Le temps est aux superlatifs. Escalades, flambées, montées, augmentations… Tout cela pour parler d’augmentations. De majorations de prix. Encore et toujours. Non, que la cherté de la vie devienne un vague souvenir, que la corbeille de la ménagère pèse plus lourd et que le porte-monnaie arête de maigrir, ce n’est donc pas pour de sitôt !
Un grand nombre de choses causant cette situation est relié à la crise au Moyen-Orient, avec le conflit déclenché par les États-Unis et leur allié de toujours, Israël, contre l’Iran. Avec un cessez-le-feu des plus précaires – les bombardements au Liban ont continué, malgré tout – économistes et observateurs politiques s’accordent à dire que les majorations en tous genres vont inévitablement impacter le monde entier. Et sur une multitude de produits : gaz, pétrole, essence, huile, denrées de base, grains, médicaments…
Dans le cadre des 30 ans de l’ONG PILS (Prévention, Information et Lutte contre le Sida), le membre fondateur et fer de lance de la lutte contre le virus du sida et le respect des Personnes vivant avec le VIH (PVVIH), Nicolas Ritter, exprimait ses craintes quant aux ruptures éventuelles des stocks de médicaments, s’inquiétant, à juste titre, pour les malades. Déjà, depuis que ce conflit lourdement armé a démarré, bon nombre de Mauriciens se sont rués dans les supermarchés, dévalisant les rayons d’aliments de base. Le “panic buying” des années Covid-19 a brutalement refait surface ! Dans les pharmacies, également, de nombreux patients, surtout ceux frappés de maladies chroniques, n’ont pas attendu pour créer leur petit stock personnel. Et ce, malgré qu’un nombre important de médicaments sont en rupture de stock depuis plus de six mois ! À se demander qui contrôle quoi, au final ! Michael Sik Yuen, ministre du Commerce, et Patrick Assirvaden, occupant le poste de l’Énergie, multiplient les déclarations dans les médias. Tantôt pour rassurer, tantôt pour appeler à la vigilance. Maurice, il est clair, ne sera pas épargnée.

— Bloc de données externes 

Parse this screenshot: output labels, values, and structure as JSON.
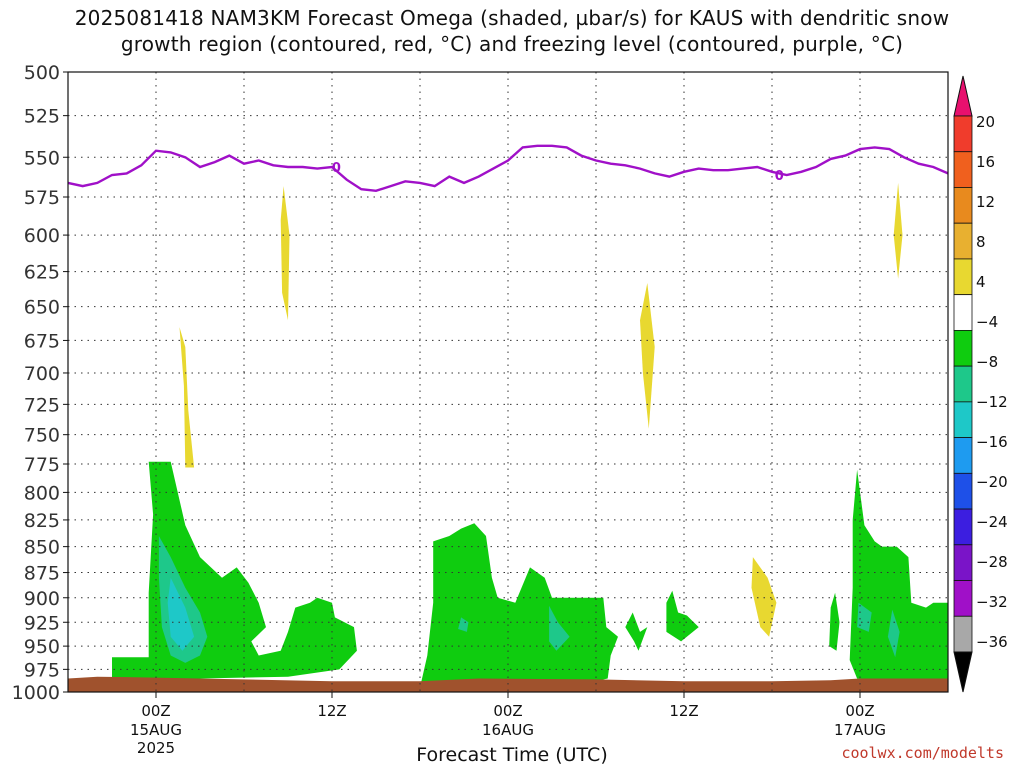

L’escalade se traduit aussi dans les colonnes des faits divers. Il ne se passe pas un jour sans qu’une mort atroce soit publiée. Les féminicides se multiplient. Et avec une plus grosse dose de barbarie et de violences ! Les lois viendront certainement peser dans la balance. Mais dans l’immédiat, l’urgence est au respect des droits humains. De jour en jour, d’incident en incident, de crimes sordides à meurtres atroces, la banalité avec laquelle les vies sont ôtées est foudroyante ! À croire que des générations de Mauriciens ont grandi sans valeurs ni repères, principes et convictions.
Le pire, ce sont les cas où les religieux sont concernés. Un des derniers cas en date, impliquant un religieux dans une affaire de pédophilie, est la goutte qui fait déborder le vase. Parce que de nombreuses instances concernées ont fait état de « maltraitances », comme si ce mot atténue le crime. Ce genre d’hypocrisie n’a nullement sa place dans une république démocratique qui se targue d’amener des « changements » majeurs. Profonds et constitutionnels.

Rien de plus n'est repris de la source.